NZ Fluoridation Review

Dental Fluorosis
Only calculated effect of fluoride intake in dental fluorosis. The effect of CWF itself was not considered. However, this can be estimated by subtracting prevalence for unfluoridated region. These estimates indicate that dental fluorosis levels of aesthetic concern are similar in fluoridated and unfluoridated areas (see Cochrane fluoridation review. III: Misleading section on dental fluorosis).
.
“The prevalence of fluorosis of aesthetic concern is minimal in New Zealand, and is
not different between fluoridated and non-fluoridated communities, confirming that a substantial proportion of the risk is attributable to the intake of fluoride from sources other
than water (most notably, the swallowing of high-fluoride toothpaste by young children).
The current fluoridation levels therefore appear to be appropriate.
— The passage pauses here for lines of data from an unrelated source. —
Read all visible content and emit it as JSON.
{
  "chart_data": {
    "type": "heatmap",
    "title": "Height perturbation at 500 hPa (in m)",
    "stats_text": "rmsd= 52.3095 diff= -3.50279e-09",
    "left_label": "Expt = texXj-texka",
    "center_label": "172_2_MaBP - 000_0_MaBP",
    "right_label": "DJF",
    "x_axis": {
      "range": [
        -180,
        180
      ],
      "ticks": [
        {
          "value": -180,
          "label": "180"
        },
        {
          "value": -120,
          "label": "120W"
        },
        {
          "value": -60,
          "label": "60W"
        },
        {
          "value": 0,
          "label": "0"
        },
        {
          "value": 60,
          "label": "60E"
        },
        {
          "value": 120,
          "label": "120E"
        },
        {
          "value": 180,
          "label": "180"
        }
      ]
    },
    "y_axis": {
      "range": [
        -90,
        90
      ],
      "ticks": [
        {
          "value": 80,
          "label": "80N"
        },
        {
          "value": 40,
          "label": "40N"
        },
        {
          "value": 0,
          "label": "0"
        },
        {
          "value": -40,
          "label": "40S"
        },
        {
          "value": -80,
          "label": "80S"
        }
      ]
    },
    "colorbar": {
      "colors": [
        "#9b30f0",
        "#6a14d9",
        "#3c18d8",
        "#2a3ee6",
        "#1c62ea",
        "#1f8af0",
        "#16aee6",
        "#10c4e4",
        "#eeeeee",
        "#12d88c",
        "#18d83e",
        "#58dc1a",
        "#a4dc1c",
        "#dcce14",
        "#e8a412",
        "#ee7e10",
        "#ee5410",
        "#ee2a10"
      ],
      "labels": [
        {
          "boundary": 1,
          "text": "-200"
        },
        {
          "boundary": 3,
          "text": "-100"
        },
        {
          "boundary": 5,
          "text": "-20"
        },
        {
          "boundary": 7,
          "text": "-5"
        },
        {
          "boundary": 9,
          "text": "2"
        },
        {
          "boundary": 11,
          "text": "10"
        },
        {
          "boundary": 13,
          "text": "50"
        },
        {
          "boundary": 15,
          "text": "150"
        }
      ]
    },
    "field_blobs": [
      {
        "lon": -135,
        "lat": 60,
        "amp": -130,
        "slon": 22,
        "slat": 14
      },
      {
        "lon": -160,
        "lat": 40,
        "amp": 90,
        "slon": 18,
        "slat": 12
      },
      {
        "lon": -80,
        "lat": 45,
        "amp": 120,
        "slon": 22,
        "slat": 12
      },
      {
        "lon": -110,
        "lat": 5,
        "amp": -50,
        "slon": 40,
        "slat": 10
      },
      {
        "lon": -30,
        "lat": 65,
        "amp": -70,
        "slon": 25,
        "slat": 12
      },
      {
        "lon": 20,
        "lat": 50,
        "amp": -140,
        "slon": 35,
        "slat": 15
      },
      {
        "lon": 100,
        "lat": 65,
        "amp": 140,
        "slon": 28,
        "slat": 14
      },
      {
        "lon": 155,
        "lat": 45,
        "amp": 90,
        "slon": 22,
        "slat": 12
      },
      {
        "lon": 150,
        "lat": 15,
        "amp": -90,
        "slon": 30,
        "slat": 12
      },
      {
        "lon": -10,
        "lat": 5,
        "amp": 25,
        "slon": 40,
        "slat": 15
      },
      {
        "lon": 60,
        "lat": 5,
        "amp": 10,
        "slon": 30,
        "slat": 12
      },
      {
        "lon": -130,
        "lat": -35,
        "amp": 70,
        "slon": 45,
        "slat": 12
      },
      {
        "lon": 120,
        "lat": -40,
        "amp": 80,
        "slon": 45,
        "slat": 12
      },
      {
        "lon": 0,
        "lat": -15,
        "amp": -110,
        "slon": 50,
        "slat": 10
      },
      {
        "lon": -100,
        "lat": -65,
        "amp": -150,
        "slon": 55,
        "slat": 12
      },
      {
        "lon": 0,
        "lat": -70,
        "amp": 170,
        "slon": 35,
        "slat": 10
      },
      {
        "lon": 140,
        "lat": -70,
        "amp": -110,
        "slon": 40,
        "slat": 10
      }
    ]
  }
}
It is important, however, that the chosen limit continues to protect the majority of high-exposure individuals.”
IQ effects
Not considered “We conclude that on the available evidence there is no appreciable effect on cognition arising from CWF.”
Cancer
Not considered “We conclude that on the available evidence there is no appreciable risk of cancer arising from CWF.”
Kidney
Not considered “Studies and systematic reviews have found no evidence that consumption of optimally fluoridated drinking water increases the risk of developing kidney disease. However, individuals with impaired kidney function experience higher/more prolonged fluoride exposure after
ingestion because of reduced urinary fluoride excretion, and those with end stage kidney
disease may be at greater risk of fluorosis.”

Conclusions

The Cochrane review is far more limited in its coverage than the NZ Fluoridation Review. It did not consider possible health effects (apart from dental fluorosis) which is an important aspect of the fluoridation controversy for health professionals and policy makers.

The two Reviews agree that CWF is effective for children, but the NZ Review also considered effectiveness for adults, the reduction of socioeconomic differences in oral health and effects of stopping fluoridation on tooth decay. It also considered more recent research than the Cochrane review, so was able to discuss possible reduction in the efficacy of CWF due to the use of fluoridated toothpaste in recent years.

The Cochrane review does not make the NZ Fluoridation  Review obsolete at all. Nor do its conclusions conflict with those of the New Zealand Review.

Policy makers and health professionals should pay attention to both reviews in making judgements of CWF efficacy, but will need to use the NZ Review for their judgements on possible health effects.

References

New Zealand Fluoridation Review:
Eason, C., & Elwood, JM. Seymour, Thomson, WM. Wilson, N. Prendergast, K. (2014). Health effects of water fluoridation : A review of the scientific evidence

Cochrane Fluoridation Review:
Iheozor-Ejiofor, Z., Worthington, HV., Walsh, T., O’Malley, L., Clarkson, JE., Macey, R., Alam, R., Tugwell, P., Welch, V., Glenny, A. (2015). Water fluoridation for the prevention of dental caries (Review). The Cochrane Library, (6).